Sami A. ha sido declarado culpable de pertenencia a Al Qaida y apoyo al terrorismo, pero obtuvo el estatus de asilo en Alemania debido a que en su país «tiene más probabilidades de sufrir torturas, tratos inhumanos o degradantes», según la sentencia en última instancia del Tribunal Administrativo Superior de abril de 2017. Debe presentarse diariamente en una comisaría para fichar, pero ahí terminan sus obligaciones. A cambio recibe subsidios por 1.167 euros al mes, según confirman las autoridades de Renania del Norte-Westfalia, con lo que viven él, su mujer y sus cuatro hijos de entre 4 y 11 años.

Tribunales al límite

Llegó a Alemania en 1997, como un estudiante de 21 años, y a partir de 1999 entró en contacto con Al Qaida. Recibió entrenamiento en campos terroristas en Afganistán y formó parte de la guardia personal de Bin Laden hasta que éste se vio obligado a ocultarse en Abbottabad, Pakistán, cercado por las investigaciones internacionales, y redujo al máximo su séquito para no llamar la atención. El nombre de Sami A. apareció por primera vez en las investigaciones en 2006 y el alto Tribunal Administrativo de Münster lo ha declarado «una grave amenaza para la seguridad pública», pero sigue sin poder ser deportado.

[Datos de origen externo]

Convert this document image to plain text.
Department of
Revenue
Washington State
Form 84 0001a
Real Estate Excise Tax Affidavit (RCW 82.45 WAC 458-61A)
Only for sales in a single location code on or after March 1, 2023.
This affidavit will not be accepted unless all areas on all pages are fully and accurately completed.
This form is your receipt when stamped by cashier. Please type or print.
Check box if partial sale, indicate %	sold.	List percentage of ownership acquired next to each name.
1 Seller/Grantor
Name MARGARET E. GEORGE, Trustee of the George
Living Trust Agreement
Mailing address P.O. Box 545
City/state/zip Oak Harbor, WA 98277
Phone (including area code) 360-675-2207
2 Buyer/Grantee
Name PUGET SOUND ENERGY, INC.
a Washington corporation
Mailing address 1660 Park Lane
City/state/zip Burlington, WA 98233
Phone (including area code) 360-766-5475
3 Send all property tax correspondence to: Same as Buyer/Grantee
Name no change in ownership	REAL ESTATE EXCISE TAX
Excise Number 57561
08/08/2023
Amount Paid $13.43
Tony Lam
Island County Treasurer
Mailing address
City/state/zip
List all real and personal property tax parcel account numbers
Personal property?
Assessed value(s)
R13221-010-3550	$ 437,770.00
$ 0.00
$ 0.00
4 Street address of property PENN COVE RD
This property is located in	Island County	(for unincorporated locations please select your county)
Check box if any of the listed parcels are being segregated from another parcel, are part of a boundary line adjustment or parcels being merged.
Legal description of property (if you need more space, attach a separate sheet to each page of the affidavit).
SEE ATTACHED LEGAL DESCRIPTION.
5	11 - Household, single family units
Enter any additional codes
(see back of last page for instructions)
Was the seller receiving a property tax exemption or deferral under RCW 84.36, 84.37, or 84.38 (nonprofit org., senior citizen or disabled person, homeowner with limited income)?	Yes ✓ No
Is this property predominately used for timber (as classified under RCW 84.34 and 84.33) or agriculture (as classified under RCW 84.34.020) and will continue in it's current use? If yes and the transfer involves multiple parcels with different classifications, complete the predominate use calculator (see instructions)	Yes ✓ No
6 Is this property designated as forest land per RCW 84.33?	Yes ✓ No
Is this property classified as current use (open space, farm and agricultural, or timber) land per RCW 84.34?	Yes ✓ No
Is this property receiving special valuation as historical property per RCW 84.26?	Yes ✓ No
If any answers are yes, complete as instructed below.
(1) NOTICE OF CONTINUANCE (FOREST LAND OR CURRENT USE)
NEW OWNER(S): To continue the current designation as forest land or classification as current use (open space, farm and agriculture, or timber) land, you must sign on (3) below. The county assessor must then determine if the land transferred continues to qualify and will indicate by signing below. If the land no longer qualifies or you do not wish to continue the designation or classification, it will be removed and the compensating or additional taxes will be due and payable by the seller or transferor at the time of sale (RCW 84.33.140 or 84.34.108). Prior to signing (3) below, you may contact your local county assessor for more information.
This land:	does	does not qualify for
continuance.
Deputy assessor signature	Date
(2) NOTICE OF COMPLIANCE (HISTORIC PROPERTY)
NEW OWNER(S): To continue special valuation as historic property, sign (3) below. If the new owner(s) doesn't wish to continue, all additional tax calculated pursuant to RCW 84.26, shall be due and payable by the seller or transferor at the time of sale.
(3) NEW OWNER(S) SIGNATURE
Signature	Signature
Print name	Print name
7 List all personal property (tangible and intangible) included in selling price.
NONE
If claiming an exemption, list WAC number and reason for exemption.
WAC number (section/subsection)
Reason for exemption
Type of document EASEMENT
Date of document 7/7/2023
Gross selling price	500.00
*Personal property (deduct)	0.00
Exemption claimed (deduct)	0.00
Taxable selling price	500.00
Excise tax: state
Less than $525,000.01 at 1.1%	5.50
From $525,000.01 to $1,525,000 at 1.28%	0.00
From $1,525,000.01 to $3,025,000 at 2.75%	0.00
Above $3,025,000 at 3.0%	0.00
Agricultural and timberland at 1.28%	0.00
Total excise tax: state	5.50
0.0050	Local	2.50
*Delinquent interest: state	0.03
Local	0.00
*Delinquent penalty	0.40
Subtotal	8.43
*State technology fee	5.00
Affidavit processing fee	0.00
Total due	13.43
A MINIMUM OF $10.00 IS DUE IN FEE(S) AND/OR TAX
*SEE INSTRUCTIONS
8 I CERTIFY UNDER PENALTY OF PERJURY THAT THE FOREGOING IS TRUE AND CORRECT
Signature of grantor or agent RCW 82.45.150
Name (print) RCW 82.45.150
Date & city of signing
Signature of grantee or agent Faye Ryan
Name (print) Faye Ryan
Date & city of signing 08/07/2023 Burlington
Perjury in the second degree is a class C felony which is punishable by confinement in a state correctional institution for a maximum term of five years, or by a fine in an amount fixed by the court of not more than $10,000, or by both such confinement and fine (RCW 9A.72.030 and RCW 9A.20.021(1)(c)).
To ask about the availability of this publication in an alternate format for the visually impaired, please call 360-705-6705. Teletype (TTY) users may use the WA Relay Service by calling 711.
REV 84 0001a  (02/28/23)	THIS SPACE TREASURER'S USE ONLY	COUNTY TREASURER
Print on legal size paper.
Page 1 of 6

En el caso de Sami A. «se trata de un claro abuso, la ley alemana de asilo está siendo descaradamente explotada», según denuncia en declaraciones a «Bild»Eckhard Rehberg, experto en la materia de la Unión Cristianodemócrata de Merkel (CDU), «Estamos protegiendo y financiando a un terrorista porque esa ley impide la deportación, no puedo estar de acuerdo con la interpretación de esa norma porque es evidente que atenta contra el sentido común». Pero no es un caso aislado.

El número de procesos por terrorismo abiertos por la Fiscalía General alemana en 2017 asciende a cerca de 1.200, casi cinco veces más que el año previo. Según datos de la Fiscalia General, alrededor de mil de esos casos tienen un trasfondo islamísta, frente a los apenas 200 registrados a lo largo del año pasado. El repunte de estas causas está poniendo al límite la capacidad de la Fiscalía General, que está derivando casos a los estados federados. Y además están los «potencialmente peligrosos». A fecha de marzo de 2018, las autoridades alemanas reconocen que tienen registradas a cerca de 760 personas clasificadas como potenciales terroristas islamístas y solo 153 de ellos están en prisión. La Oficina Federal de Investigación Criminal (BKA) calcula que más de 980 personas, desde el comienzo de la guerra en Siria en 2012, han viajado desde Alemania a zonas de conflicto.

Simpatizantes de grupos terroristas de todo el mundo entienden que en este país serán mejor tratados que en cualquier otro y se refugian en Alemania como elementos durmientes a la espera de entrar en acción. Alrededor de 1.600 personas son consideradas potenciales terroristas islamístas por la BfV, cuyo presidente, Hans-Georg Maassen, ha reconocido que entre el 70% y el 80 % de los refugiados que han llegado pidiendo asilo no presentaban un pasaporte válido.

Conscientes del problema, las autoridades comienzan tímidamente a deportar «potenciales peligrosos». El ministro de Interior del estado federado de Baja Sajonia, Boris Pistorius, ha confirmado su intención de extraditar a dos islamístas, con pasaporte nigeriano y argelino, detenidos en febrero ante la sospecha de que preparaban un atentado en el país pero sin haber todavía cometido el delito.

Será la primera vez que se aplique el artículo que permite deportar a una persona que suponga «un peligro especial para la seguridad de la República Federal o un riesgo terrorista».